Bottle rocket statistics
Kyle Thiel, Dickinson
HB 1257, which would have lifted the ban on bottle rocket sales in North Dakota, failed the Senate despite data proving bottle rockets aren’t as dangerous as opponents claim. Bottle rockets are legal here, but you can’t buy them. Sen. Oehlke and Sen. Sinner helped keep it that way by falsifying information on the Senate floor. Sinner claimed his falsified data came from the Consumer Product Safety Commission which publishes annual reports detailing fireworks injuries.
Oehlke: “[O]ut of 9,000 injuries from fireworks in general nationwide 50 percent of those happened with bottle rockets.”
CPSC: The average is 10 percent, the highest being 16 percent in 1997.
Sinner: “According to the CPSC, there are almost 9,000 fireworks injuries every year and a third of those are to the eyes and nearly all of those come from bottle rockets.”
CPSC: 17 percent were to the eyes and firecrackers cause the most eye injuries.
Over the past 10 years, bottle rockets account for roughly 300 injuries annually nationwide. All fireworks injure roughly 3 in 100,000 people nationwide. With bottle rockets accounting for 10 percent of injuries, an estimated 2 people are injured each year from bottle rockets in North Dakota, nearly all due to misuse.
Pushing an agenda based on personal preferences is one thing. Massaging data to support a narrative is another. Falsified information by elected officials is reprehensible.

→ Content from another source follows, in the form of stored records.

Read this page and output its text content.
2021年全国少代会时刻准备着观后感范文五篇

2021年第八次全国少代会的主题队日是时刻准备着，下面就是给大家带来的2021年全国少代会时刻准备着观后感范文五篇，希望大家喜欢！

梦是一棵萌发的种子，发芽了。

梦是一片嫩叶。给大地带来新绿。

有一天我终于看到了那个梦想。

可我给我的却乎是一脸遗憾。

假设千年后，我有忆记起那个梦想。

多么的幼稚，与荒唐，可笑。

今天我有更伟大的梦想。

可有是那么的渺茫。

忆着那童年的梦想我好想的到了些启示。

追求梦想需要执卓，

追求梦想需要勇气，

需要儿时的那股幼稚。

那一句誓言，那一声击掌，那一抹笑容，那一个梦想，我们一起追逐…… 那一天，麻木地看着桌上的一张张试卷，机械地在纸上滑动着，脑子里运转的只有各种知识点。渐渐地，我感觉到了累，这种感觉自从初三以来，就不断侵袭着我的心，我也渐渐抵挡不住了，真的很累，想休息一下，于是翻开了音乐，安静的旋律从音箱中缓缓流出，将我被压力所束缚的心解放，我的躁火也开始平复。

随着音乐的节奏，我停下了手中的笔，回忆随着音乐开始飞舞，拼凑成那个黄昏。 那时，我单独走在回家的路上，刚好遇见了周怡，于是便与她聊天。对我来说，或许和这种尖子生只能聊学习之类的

I’m truly sorry that Sen. Sinner’s nephew sustained an eye injury when someone misused a bottle rocket. As a third-time victim of drunk driving accidents, I feel sorry for the thousands of innocent bystanders injured or killed by drunk drivers annually. In those cases, we don’t consider banning alcohol because of misuse. We don’t ban whiskey because people get drunk faster from whiskey than beer. We punish the individual. We punish people and their actions, not products.